Wer den Mund zur Justiz aufmacht, sollte die Gewaltenteilung kennen
„Der Angriff auf das Bundesverwaltungsgericht entlarvt die Verlogenheit, den Hang zur Willkür und das seltsame Demokratieverständnis der Landeshauptleute und anderer Politiker“
... so Anneliese Rohrer (Die Presse) am 22.4. 2017
.
Wie ist es zu erklären, dass LH Platter einen Brief nach Brüssel schreibt mit dem dringlichen Ersuchen, für Tirol geltende Verpflichtungen bezüglich Natura 2000 seien über allerhöchste Intervention auszusetzen, womit europäisches Umweltrecht ignoriert werden soll?

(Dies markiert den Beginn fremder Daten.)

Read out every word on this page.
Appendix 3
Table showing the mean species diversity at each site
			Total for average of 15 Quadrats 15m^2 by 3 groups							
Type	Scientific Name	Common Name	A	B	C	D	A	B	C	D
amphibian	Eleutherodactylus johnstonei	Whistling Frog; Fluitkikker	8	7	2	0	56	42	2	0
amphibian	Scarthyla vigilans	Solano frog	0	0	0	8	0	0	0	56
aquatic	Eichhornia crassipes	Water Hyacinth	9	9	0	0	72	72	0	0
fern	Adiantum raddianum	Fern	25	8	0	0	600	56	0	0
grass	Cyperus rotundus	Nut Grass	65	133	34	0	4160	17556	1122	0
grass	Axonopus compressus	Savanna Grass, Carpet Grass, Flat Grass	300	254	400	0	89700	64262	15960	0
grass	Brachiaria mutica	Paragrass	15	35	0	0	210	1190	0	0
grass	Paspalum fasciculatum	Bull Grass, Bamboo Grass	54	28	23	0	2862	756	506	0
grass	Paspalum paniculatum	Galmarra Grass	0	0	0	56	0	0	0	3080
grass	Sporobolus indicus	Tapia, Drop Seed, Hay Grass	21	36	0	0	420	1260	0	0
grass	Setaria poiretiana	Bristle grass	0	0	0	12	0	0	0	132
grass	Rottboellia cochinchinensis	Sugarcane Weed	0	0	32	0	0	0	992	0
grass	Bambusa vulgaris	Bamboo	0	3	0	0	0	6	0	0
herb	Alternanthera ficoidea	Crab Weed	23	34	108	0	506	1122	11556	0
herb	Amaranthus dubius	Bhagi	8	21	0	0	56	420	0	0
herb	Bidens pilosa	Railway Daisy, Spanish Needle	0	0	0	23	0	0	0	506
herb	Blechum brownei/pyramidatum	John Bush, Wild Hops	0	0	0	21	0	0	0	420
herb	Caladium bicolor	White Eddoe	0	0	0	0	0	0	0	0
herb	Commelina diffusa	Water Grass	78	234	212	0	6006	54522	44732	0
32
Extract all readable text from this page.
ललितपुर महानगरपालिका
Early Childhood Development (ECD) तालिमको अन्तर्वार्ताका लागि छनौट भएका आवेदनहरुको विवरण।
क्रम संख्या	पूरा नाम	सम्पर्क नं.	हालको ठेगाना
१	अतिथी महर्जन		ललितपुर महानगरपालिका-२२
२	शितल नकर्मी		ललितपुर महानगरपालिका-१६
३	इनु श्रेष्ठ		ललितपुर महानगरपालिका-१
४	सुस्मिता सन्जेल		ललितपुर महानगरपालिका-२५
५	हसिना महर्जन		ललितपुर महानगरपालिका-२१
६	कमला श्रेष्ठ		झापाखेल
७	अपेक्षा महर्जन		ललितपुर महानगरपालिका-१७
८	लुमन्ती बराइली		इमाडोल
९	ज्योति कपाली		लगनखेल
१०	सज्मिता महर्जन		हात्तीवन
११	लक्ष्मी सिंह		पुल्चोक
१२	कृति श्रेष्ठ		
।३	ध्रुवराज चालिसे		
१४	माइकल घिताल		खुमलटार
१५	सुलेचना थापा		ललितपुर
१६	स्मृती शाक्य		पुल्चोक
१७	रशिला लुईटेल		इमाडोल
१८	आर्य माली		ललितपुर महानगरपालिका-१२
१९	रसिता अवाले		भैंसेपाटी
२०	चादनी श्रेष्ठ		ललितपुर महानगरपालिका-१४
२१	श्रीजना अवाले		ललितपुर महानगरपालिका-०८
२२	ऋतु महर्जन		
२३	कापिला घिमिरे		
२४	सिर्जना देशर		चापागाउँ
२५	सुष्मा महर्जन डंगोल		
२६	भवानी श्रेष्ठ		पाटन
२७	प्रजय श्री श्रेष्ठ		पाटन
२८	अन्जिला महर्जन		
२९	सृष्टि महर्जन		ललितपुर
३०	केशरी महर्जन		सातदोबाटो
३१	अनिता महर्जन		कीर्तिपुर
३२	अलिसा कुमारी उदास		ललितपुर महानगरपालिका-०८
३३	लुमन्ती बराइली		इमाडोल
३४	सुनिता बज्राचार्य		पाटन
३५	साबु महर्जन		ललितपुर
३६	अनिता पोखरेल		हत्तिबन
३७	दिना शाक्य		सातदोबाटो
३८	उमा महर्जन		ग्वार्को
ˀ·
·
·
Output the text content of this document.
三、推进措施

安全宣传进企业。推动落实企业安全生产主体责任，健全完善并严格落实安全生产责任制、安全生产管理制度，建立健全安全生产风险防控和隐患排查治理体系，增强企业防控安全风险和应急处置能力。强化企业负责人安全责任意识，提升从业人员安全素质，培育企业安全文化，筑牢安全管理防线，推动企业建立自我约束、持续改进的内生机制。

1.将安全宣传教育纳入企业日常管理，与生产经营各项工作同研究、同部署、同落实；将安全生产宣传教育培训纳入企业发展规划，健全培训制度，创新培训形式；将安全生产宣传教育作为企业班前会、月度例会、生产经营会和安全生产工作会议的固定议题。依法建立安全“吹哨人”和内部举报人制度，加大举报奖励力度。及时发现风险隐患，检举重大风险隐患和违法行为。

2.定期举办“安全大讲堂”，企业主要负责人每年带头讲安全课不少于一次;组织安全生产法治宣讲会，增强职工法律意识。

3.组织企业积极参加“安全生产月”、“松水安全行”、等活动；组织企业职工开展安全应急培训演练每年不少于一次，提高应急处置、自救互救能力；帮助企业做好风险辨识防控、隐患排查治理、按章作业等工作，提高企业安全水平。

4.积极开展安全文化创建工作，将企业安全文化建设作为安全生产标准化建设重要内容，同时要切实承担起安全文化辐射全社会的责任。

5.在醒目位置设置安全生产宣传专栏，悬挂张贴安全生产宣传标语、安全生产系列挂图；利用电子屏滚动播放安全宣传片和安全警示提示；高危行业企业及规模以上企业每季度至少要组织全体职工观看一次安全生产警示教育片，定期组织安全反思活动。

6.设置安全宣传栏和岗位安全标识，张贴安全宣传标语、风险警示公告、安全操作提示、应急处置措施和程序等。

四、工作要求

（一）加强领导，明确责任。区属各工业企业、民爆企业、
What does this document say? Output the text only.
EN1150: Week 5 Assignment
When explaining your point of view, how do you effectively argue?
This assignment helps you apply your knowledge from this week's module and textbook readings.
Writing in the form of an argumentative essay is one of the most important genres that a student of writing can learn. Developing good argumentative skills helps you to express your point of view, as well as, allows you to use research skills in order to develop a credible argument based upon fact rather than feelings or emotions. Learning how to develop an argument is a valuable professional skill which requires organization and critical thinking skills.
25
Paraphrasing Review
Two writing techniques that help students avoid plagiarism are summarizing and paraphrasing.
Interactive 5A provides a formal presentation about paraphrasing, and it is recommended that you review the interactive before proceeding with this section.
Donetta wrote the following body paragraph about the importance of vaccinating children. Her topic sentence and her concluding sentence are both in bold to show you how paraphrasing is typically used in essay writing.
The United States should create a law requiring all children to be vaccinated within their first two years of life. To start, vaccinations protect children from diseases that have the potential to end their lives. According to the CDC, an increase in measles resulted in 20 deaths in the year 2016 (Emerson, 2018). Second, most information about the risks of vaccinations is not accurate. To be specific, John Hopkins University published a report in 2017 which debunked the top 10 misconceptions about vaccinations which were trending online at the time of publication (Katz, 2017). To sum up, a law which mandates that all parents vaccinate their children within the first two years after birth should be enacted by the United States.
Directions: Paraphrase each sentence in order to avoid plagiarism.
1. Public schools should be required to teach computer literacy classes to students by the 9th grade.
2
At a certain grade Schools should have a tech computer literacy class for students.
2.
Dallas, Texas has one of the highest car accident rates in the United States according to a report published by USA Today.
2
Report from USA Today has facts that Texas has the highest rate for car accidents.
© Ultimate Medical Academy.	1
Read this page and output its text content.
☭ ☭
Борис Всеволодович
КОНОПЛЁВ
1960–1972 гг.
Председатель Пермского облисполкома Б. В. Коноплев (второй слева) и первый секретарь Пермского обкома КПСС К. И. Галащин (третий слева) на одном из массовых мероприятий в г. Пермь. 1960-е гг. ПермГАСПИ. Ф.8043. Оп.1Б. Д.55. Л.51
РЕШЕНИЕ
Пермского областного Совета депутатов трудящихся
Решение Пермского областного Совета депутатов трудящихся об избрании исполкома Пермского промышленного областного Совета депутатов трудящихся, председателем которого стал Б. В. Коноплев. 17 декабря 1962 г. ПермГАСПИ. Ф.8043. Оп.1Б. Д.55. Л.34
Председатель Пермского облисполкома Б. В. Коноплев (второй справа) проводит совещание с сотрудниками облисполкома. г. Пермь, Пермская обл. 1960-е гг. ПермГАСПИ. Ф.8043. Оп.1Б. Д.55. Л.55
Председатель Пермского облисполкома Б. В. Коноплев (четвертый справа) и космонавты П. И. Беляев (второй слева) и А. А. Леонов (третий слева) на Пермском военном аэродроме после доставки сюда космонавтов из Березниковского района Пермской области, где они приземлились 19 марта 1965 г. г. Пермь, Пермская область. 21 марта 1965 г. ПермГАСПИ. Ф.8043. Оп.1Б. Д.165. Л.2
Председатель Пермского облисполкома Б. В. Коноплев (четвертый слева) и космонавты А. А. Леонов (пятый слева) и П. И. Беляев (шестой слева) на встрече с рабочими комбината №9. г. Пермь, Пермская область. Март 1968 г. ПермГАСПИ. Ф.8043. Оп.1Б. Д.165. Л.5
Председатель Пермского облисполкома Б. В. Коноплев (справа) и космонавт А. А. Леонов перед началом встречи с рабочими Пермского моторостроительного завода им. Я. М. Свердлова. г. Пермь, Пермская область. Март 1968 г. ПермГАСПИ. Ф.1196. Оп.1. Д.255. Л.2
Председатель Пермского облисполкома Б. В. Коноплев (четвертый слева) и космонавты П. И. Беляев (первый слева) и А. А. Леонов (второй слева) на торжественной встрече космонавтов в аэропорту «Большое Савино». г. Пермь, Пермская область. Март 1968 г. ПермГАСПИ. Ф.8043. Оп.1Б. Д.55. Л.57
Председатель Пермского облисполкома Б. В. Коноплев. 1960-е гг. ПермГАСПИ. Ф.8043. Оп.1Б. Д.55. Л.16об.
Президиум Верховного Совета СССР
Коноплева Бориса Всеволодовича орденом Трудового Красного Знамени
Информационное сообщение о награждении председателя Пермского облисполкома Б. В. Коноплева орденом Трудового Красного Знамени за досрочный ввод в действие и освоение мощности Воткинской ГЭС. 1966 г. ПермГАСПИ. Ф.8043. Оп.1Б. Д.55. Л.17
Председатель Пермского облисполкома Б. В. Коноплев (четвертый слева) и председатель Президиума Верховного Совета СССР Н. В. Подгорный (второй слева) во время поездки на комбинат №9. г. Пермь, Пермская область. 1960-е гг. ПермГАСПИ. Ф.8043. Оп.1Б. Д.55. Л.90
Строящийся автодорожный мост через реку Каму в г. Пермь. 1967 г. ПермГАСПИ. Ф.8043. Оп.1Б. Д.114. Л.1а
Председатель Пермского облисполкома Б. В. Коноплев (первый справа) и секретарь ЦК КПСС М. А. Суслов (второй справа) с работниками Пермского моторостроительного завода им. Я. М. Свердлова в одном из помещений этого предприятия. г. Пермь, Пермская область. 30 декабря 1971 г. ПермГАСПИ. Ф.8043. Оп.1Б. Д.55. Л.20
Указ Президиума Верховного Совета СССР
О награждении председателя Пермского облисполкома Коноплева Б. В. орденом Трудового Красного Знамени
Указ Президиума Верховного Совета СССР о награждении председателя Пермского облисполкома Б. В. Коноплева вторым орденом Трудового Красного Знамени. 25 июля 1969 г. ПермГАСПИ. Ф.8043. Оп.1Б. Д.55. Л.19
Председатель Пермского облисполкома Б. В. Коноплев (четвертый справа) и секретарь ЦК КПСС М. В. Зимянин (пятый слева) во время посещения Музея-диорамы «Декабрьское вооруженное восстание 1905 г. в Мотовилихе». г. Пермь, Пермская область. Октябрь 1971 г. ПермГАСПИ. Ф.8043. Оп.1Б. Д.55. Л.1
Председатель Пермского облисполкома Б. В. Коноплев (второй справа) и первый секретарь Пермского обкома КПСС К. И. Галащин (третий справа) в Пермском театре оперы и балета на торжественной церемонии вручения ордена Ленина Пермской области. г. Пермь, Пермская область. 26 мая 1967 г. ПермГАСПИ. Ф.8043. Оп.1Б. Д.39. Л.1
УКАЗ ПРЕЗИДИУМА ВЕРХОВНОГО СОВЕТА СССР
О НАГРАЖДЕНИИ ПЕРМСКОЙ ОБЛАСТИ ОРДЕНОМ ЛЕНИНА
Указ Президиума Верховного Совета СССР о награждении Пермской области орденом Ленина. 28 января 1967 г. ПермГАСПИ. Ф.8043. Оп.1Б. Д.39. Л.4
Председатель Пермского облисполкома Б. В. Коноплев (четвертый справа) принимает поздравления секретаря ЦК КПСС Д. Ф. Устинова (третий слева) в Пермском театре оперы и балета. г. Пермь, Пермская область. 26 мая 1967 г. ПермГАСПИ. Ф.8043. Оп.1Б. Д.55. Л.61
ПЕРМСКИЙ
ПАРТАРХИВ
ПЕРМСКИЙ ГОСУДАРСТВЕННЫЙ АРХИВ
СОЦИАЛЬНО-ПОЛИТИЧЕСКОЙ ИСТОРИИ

Ist es ein bloßer Zufall, wenn LH Platter (dzt. Vorsitzender der Landeshauptleutekonferenz – eine private Runde ohne jegliche institutionelle Legitimation durch die österreichische Bundesverfassung!) sich stark macht für eine Entmachtung von Gerichten und damit eine Aufhebung der Gewaltenteilung in unserem Staate, weil gegen den Genehmigungsbescheid des Landes Tirol für Sellrain Silz Berufungen erfolgt sind und beim Bundesverwaltungsgericht darüber verhandelt wird?
In Tirol sieht man langjährige Gepflogenheit gefährdet.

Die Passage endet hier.